Проголосуйте за это произведение |
Александр Вяльцев
У дуальности в плену
(о загадках русской
души)
Находящийся в Зальцбруне Белинский писал письмо находящемуся во Франкфурте Гоголю, и предметом письма конечно же была Россия.
Так уж повелось: о России любят мыслить как о чистой идее, что не исчерпывает всей истины о ней.
Михаил Эпштейн в двух первых "Звездах" напечатал очень интересную статью "Русская культура на распутье", посвященную такой бессмертной теме, как своеобразие русской ментальности и русского пути развития, в том числе культурного.
По ходу дела Эпштейн затрагивает и даже пытается ответить чуть ли не на все "проклятые вопросы" русской истории зараз. Поэтому, читая статью, иногда кажется, что читаешь Бердяева.
Итак, своеобразие русской ментальности Эпштейн, вслед за тем же Бердяевым, видит в русской ненависти к середине, в склонности создавать в бытие и сознании оппозиционные антагонистические пары: добро - зло, небесное - земное, религиозное - секулярное (Восток - Запад, добавим от себя, чем укажем Эпштейну, что утверждением своей концепции он поступает совершенно по-русски) и т.д. В то время как западное мышление и западный путь развития сумел давно нейтрализовать оппозиционные пары, создав промежуточное третье, примеряющее крайности, линию Аристотеля - Фомы Аквинского, признающую не только небесное, но и земное, не интерпретируемое как во зле лежащее.
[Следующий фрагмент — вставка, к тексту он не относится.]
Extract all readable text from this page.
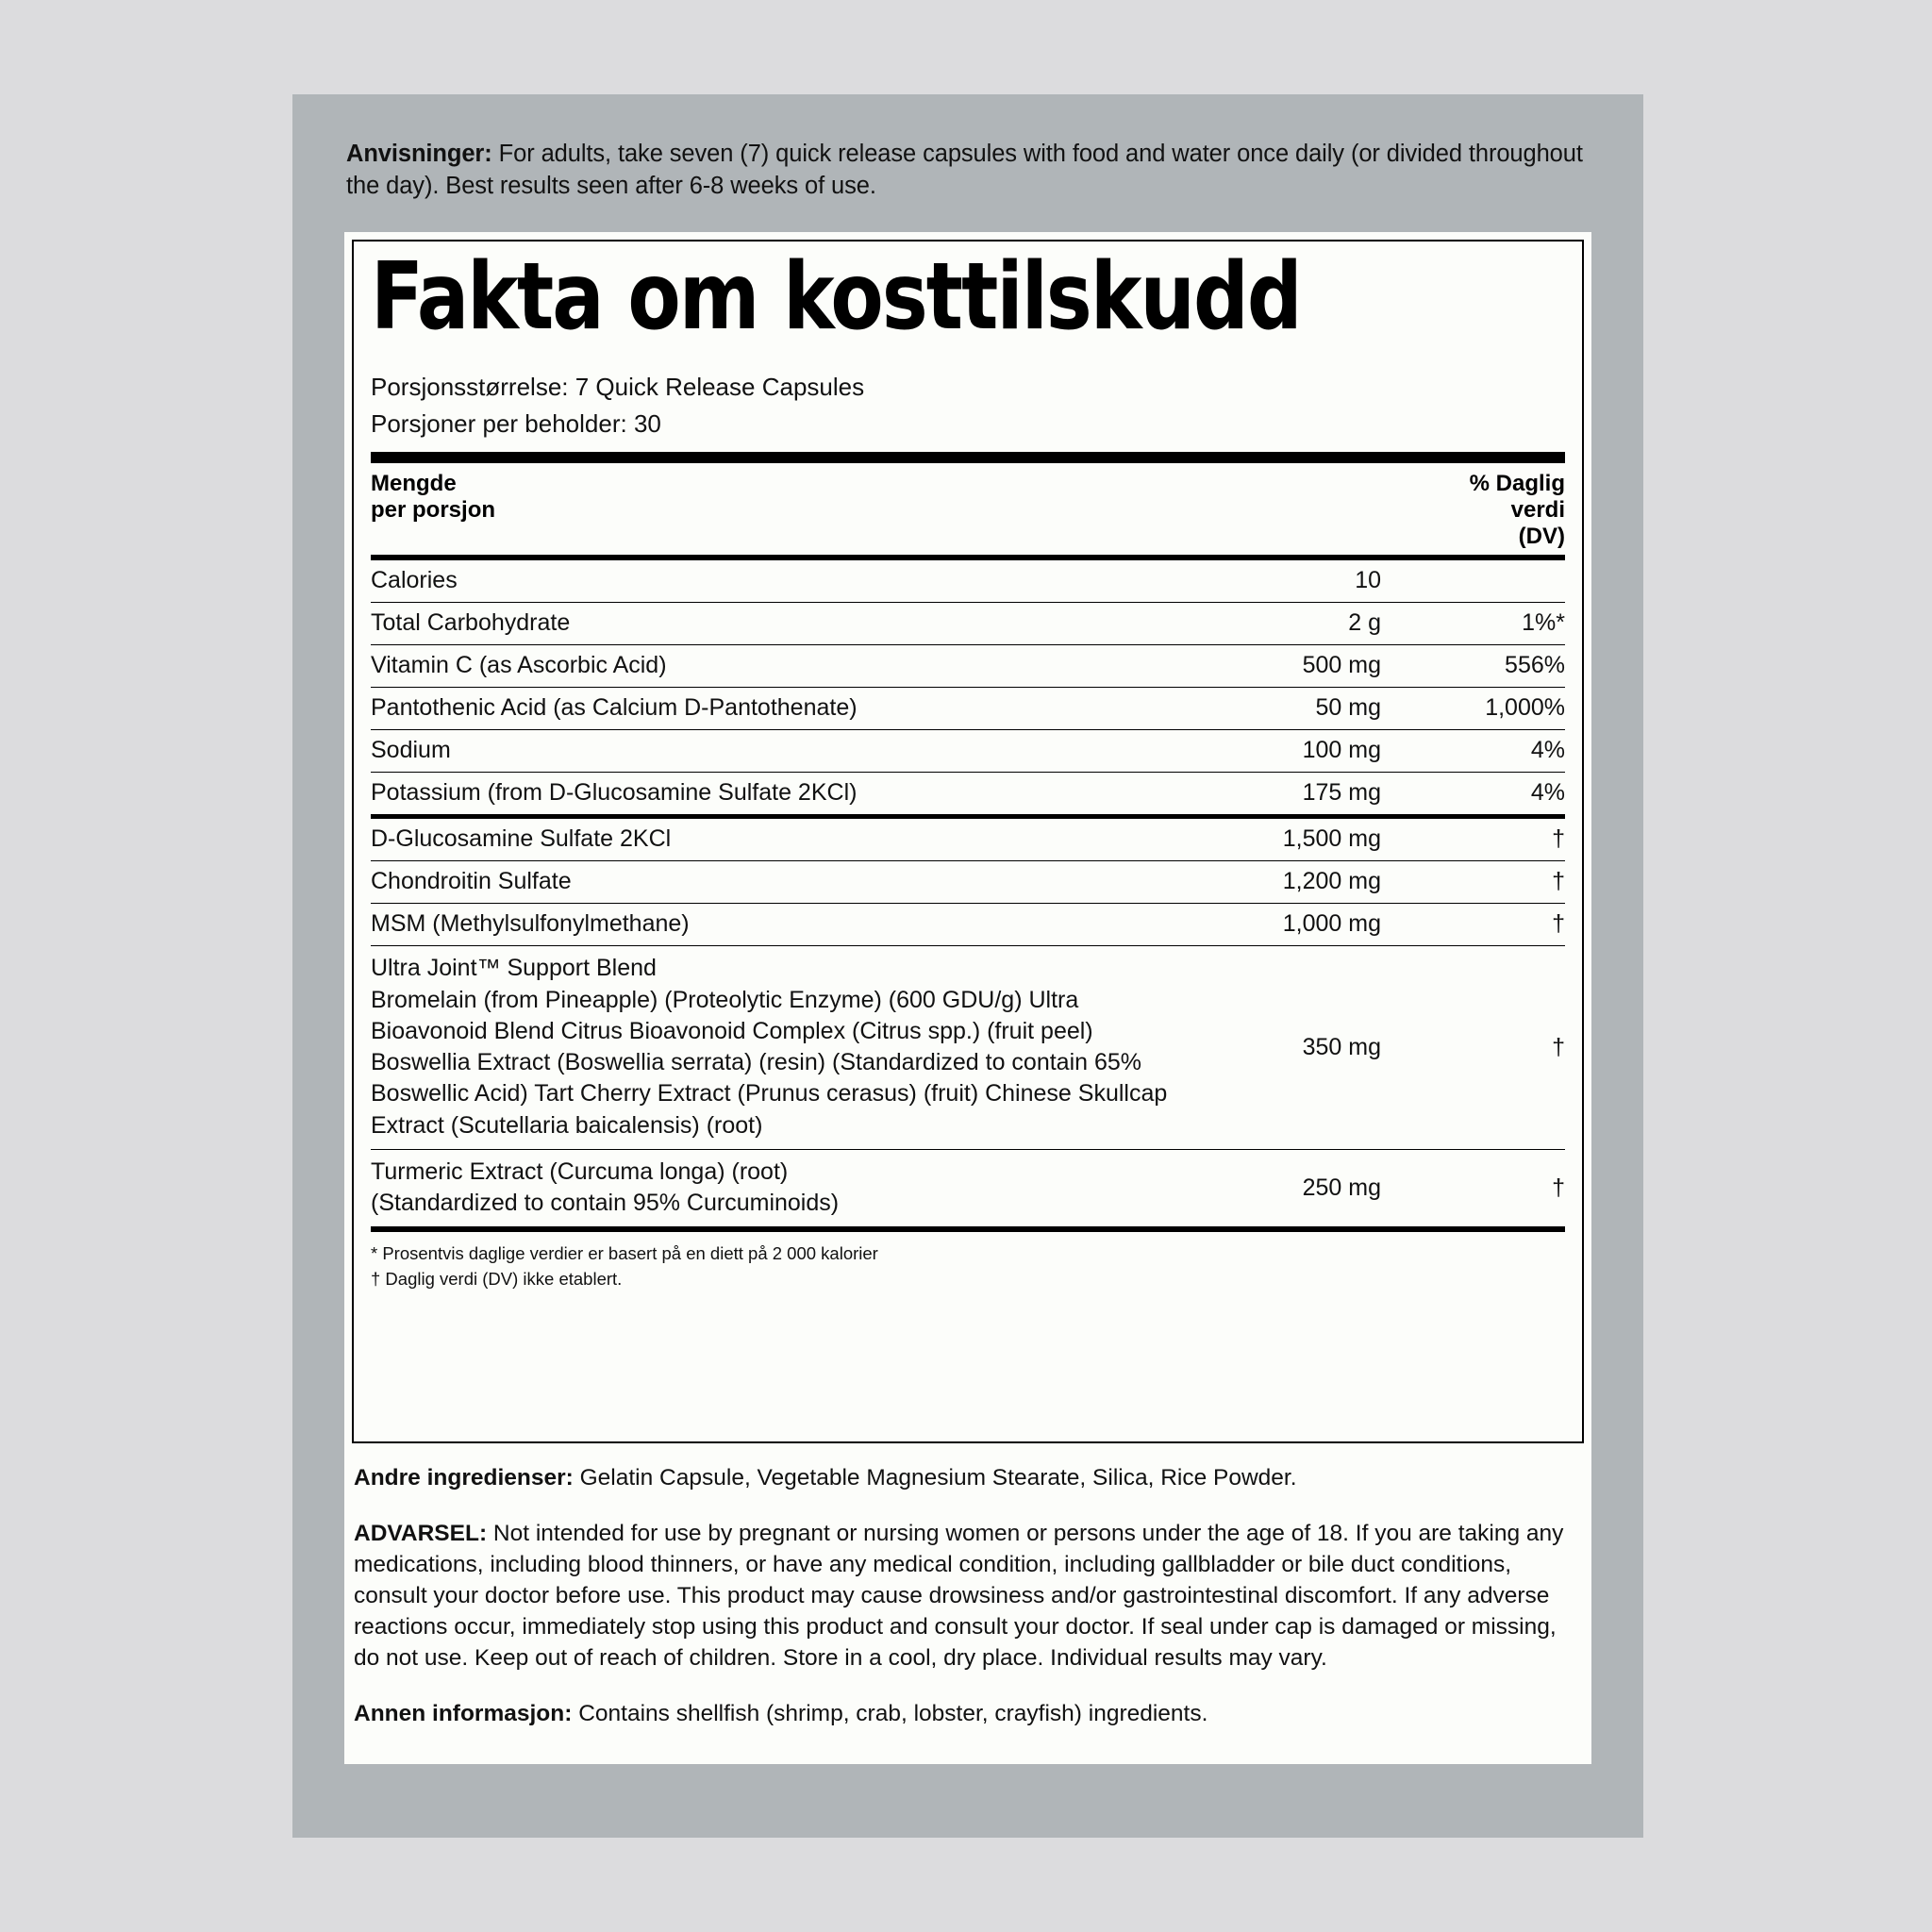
Anvisninger: For adults, take seven (7) quick release capsules with food and water once daily (or divided throughout the day). Best results seen after 6-8 weeks of use.
Fakta om kosttilskudd
Porsjonsstørrelse: 7 Quick Release Capsules
Porsjoner per beholder: 30
Mengde
per porsjon
% Daglig
verdi
(DV)
Calories	10	
Total Carbohydrate	2 g	1%*
Vitamin C (as Ascorbic Acid)	500 mg	556%
Pantothenic Acid (as Calcium D-Pantothenate)	50 mg	1,000%
Sodium	100 mg	4%
Potassium (from D-Glucosamine Sulfate 2KCl)	175 mg	4%
D-Glucosamine Sulfate 2KCl	1,500 mg	†
Chondroitin Sulfate	1,200 mg	†
MSM (Methylsulfonylmethane)	1,000 mg	†

Ultra Joint™ Support Blend
Bromelain (from Pineapple) (Proteolytic Enzyme) (600 GDU/g) Ultra Bioavonoid Blend Citrus Bioavonoid Complex (Citrus spp.) (fruit peel) Boswellia Extract (Boswellia serrata) (resin) (Standardized to contain 65% Boswellic Acid) Tart Cherry Extract (Prunus cerasus) (fruit) Chinese Skullcap Extract (Scutellaria baicalensis) (root)	350 mg	†

Turmeric Extract (Curcuma longa) (root)
(Standardized to contain 95% Curcuminoids)	250 mg	†
* Prosentvis daglige verdier er basert på en diett på 2 000 kalorier
† Daglig verdi (DV) ikke etablert.

Andre ingredienser: Gelatin Capsule, Vegetable Magnesium Stearate, Silica, Rice Powder.

ADVARSEL: Not intended for use by pregnant or nursing women or persons under the age of 18. If you are taking any medications, including blood thinners, or have any medical condition, including gallbladder or bile duct conditions, consult your doctor before use. This product may cause drowsiness and/or gastrointestinal discomfort. If any adverse reactions occur, immediately stop using this product and consult your doctor. If seal under cap is damaged or missing, do not use. Keep out of reach of children. Store in a cool, dry place. Individual results may vary.

Annen informasjon: Contains shellfish (shrimp, crab, lobster, crayfish) ingredients.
Со многим в этой статье хочется согласиться. Кроме проблемного пафоса. Кроме пафоса проблемности: невозможности выбрать ни русскую (платоновскую по происхождению, как считают Эпштейн с Аверинцевым) дуальность, ни западную "тернарность" (троичность), которая так близка Лотману, приводящую общество к усреднению, покою, духовной стагнации. Второе, конечно, выглядит очевидно не привлекательно. О чем спорить, когда еще в "Откровении св. Иоанна Богослова": "Но поелику ты тепл, а не горяч и не холоден, то изблюю тебя из уст Моих". Однако, к слову сказать, своей теплостью , своим среднем путем, примирив крайности, западный мир уберег себя в двадцатом веке от многих, хотя и не всех, хлопот. Истинный путь не труден, учит дзен, он лишь презирает отбор и выбор. То есть те самые антагонистические пары.
Ни русская религиозная мысль, искавшая разрешения оппозиции "Христос и жизнь", ни западная секулярная мысль, сглаживающая полярные конфликты, не удовлетворяют автора. Леви-Строс не прав, Соловьев с Гегелем не подходят, и даже Аристотель не разрешил загадку троицы.
Выход, придуманный автором, весьма своеобразный: наш путь - это все ширящееся бесконечное распутье, навроде "бесконечного тупика" Дмитрия Галковского.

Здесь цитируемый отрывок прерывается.